The Simplistic Jew's story yesterday brought to mind some research that deserves a wider audience.
Simple (and I didn't mean to insult him above) tells the story of family that owned a document tracing their lineage to King David. I think we all know Jewish families that make similar claims. I'm related to Rashi. I can trace my line to the Marsha. It looks great on shadchan applications, and it impresses the easily impressed, but it's all hooey.
The mathematics of our ancestry is exceedingly complex, because the number of our ancestors increases exponentially, not linearly. These numbers are manageable in the first few generations—two parents, four grandparents, eight great-grandparents, sixteen great-great-grandparents—but they quickly spiral out of control. Go back forty generations, or about a thousand years, and each of us theoretically has more than a trillion direct ancestors—a figure that far exceeds the total number of human beings who have ever lived.
In a 1999 paper titled "Recent Common Ancestors of All Present-Day Individuals," Joseph Chang, a statistician at Yale University, showed how to reconcile the potentially huge number of our ancestors with the quantities of people who actually lived in the past. He has found that 80 percent of the adult Europeans alive in 1000 are direct ancestors of every European living today.
The dense interconnectedness of the human family means that a few thousand years ago the majority of the people on the planet (ie: everyone with a line that survived) were the direct ancestors of everyone alive today.
So we're all direct descendants of King David, all os us, including non-Jews. We're all probably descendant of Rashi and the Maharsha, too. Factor in rapes and intermarriage, and it's fair to argue that we're all also direct descendants of Mohammed, and Confucius.
Sort of takes the fun out of the genealogy game, eh?
[Source: The Atlantic Monthly] If you can't read the subscription-protected article, send me an email and I'll send it to you.
The key, though, is being *patrilinearly* descended from King David - ben ahar ben ahar ben... That makes one a candidate for being the king, i.e.
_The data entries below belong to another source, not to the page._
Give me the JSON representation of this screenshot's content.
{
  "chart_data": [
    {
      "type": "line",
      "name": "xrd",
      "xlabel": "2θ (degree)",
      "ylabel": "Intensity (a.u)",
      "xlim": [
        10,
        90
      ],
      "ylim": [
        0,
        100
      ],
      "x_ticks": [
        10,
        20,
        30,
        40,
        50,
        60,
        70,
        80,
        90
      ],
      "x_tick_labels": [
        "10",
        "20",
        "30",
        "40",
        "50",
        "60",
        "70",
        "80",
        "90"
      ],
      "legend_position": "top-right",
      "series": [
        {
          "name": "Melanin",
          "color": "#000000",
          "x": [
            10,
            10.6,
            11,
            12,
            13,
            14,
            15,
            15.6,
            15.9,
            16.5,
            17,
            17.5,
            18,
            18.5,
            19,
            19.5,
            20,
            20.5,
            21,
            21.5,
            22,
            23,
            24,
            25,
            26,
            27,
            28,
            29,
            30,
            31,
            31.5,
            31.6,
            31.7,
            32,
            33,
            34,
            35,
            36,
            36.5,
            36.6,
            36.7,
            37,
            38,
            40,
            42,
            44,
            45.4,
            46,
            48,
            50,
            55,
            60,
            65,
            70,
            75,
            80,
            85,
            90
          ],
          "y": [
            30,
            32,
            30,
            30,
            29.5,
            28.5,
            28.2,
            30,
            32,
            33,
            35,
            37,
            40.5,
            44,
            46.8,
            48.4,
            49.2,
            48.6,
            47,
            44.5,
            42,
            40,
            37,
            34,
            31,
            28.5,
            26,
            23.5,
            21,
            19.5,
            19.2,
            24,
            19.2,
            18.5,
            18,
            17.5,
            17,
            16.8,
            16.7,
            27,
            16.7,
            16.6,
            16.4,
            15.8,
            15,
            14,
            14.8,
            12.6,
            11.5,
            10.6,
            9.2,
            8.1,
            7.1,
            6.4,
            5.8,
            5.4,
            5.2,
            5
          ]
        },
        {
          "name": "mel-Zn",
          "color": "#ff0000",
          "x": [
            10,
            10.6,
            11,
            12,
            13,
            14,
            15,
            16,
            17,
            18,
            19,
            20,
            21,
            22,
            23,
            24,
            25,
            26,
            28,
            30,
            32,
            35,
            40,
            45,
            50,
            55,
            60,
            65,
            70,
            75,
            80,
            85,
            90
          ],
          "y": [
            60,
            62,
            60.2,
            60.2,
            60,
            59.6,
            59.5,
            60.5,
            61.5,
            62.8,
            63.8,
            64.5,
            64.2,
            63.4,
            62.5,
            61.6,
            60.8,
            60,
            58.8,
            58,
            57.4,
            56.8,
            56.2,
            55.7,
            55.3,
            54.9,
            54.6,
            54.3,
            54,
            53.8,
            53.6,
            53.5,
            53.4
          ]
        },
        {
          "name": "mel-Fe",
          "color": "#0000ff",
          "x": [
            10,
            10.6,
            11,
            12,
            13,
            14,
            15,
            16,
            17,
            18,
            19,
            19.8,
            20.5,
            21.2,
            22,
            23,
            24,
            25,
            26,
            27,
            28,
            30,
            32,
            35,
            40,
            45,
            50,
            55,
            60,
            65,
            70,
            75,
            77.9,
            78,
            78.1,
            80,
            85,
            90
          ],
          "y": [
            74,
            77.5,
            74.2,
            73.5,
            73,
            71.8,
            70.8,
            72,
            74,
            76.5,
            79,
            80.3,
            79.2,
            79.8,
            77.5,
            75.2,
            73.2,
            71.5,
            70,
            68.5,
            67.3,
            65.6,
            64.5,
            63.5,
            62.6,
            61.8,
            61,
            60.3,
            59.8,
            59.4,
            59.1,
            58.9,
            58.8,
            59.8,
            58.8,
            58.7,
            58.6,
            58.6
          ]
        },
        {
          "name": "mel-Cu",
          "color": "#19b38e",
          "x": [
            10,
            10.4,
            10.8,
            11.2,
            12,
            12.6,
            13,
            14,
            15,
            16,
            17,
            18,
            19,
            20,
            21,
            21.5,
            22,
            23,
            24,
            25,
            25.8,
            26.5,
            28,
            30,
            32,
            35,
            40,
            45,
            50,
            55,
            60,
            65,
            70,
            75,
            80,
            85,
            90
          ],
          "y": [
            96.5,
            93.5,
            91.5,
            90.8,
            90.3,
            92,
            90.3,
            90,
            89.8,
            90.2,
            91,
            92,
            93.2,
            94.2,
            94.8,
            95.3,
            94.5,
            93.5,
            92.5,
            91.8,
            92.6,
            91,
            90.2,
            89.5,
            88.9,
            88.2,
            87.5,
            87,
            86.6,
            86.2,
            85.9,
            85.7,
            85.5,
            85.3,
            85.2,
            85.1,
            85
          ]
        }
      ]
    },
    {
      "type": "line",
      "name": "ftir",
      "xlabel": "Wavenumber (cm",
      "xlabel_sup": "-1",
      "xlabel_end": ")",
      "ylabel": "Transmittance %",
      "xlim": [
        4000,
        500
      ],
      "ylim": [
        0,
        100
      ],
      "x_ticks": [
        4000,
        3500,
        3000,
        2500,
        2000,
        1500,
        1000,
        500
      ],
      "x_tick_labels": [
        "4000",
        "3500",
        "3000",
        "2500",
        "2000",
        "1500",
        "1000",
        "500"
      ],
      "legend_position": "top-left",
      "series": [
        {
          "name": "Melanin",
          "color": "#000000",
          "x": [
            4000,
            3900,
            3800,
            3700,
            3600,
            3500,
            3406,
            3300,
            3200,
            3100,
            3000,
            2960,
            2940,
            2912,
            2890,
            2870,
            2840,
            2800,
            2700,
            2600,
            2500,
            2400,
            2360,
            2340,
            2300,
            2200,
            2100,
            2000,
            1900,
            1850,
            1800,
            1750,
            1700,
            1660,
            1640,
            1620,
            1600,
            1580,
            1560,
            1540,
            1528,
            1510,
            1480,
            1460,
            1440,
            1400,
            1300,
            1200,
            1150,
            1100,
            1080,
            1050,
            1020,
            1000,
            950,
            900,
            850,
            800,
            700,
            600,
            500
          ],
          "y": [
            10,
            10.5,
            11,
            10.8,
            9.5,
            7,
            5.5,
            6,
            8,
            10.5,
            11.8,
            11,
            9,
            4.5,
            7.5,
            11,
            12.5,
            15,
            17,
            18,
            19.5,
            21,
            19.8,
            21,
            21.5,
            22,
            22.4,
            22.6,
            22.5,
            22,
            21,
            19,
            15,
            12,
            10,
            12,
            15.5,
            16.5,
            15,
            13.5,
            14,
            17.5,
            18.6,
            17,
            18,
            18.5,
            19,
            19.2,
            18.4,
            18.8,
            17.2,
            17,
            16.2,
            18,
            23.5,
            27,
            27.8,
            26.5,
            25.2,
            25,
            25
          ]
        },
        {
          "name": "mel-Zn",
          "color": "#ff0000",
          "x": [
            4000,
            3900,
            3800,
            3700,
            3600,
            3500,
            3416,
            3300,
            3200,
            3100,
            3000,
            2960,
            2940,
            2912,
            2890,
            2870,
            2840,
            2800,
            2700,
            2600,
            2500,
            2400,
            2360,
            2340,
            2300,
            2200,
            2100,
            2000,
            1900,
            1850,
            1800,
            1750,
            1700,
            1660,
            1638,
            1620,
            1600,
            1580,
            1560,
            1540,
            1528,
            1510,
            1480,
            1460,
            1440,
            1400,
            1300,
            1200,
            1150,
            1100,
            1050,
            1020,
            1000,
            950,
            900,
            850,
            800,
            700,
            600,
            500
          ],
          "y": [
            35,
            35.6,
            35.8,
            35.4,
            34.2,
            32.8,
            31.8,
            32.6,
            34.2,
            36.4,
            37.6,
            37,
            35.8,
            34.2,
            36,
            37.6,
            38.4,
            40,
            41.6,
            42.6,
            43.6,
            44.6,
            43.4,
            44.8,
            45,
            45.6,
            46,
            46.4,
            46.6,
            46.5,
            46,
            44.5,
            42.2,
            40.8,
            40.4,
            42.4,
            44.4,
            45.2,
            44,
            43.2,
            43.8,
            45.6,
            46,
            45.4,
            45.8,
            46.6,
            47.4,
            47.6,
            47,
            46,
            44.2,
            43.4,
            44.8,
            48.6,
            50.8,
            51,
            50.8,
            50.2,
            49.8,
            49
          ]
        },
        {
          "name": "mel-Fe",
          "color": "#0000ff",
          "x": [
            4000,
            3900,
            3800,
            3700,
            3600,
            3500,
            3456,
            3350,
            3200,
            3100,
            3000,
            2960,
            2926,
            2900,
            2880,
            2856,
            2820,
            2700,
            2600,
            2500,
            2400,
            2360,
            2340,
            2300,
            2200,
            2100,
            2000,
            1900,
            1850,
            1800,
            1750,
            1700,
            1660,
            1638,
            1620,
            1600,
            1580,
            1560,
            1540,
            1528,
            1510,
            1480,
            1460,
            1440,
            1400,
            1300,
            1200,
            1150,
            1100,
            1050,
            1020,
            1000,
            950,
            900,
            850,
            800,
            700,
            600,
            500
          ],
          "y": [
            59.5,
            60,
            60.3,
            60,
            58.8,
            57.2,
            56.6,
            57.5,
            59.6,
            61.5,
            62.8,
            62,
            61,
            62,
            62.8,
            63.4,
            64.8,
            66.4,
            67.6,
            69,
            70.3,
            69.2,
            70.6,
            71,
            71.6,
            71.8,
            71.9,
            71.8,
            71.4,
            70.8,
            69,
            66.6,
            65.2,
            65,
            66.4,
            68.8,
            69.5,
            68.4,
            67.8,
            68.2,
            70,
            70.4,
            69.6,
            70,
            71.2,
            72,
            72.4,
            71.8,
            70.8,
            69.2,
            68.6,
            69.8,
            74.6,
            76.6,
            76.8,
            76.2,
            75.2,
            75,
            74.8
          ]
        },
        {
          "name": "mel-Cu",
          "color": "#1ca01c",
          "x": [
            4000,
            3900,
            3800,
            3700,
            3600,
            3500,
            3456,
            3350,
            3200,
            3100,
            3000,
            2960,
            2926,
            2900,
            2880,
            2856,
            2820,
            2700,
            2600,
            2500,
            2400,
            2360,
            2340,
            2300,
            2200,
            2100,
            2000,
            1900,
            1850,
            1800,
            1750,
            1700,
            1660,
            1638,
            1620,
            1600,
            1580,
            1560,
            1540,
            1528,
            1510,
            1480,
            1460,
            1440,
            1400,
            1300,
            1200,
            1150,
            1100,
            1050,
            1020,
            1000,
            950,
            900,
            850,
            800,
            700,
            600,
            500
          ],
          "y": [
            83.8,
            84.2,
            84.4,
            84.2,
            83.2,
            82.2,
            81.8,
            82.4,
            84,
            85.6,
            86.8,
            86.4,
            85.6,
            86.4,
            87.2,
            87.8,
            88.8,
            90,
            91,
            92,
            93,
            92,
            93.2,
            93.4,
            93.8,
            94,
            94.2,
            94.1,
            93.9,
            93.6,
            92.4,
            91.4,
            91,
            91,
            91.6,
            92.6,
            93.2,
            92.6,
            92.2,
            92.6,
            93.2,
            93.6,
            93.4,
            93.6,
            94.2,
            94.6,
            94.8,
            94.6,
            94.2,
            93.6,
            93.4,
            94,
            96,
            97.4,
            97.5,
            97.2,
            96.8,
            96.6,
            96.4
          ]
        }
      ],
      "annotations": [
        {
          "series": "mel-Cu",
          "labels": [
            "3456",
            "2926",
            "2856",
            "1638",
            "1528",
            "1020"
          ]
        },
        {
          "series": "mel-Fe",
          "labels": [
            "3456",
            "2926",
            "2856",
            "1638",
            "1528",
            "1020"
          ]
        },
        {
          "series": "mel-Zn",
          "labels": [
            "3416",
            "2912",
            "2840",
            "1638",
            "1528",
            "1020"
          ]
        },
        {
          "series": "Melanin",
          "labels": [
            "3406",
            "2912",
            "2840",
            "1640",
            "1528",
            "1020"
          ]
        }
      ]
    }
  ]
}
Mashiah, and is much less likely than being merely a descendant. The line has to be entirely male in every generation.
ReplyDeleteNote that despite the claims that the late Lubavitcher Rebbe was patrilinearly descended from King David, the issue is much more complex. See article 10 at http://moshiachtalk.tripod.com/articles.html
That's key, Simcha, only if you think you might be the Messiah. If your interest is bragging (and I think that's what matters most to the good folks who claim to be from Rashi's line, or the Maharsha's line) we can all play along. We're ALL (likely) Rashi's decendants.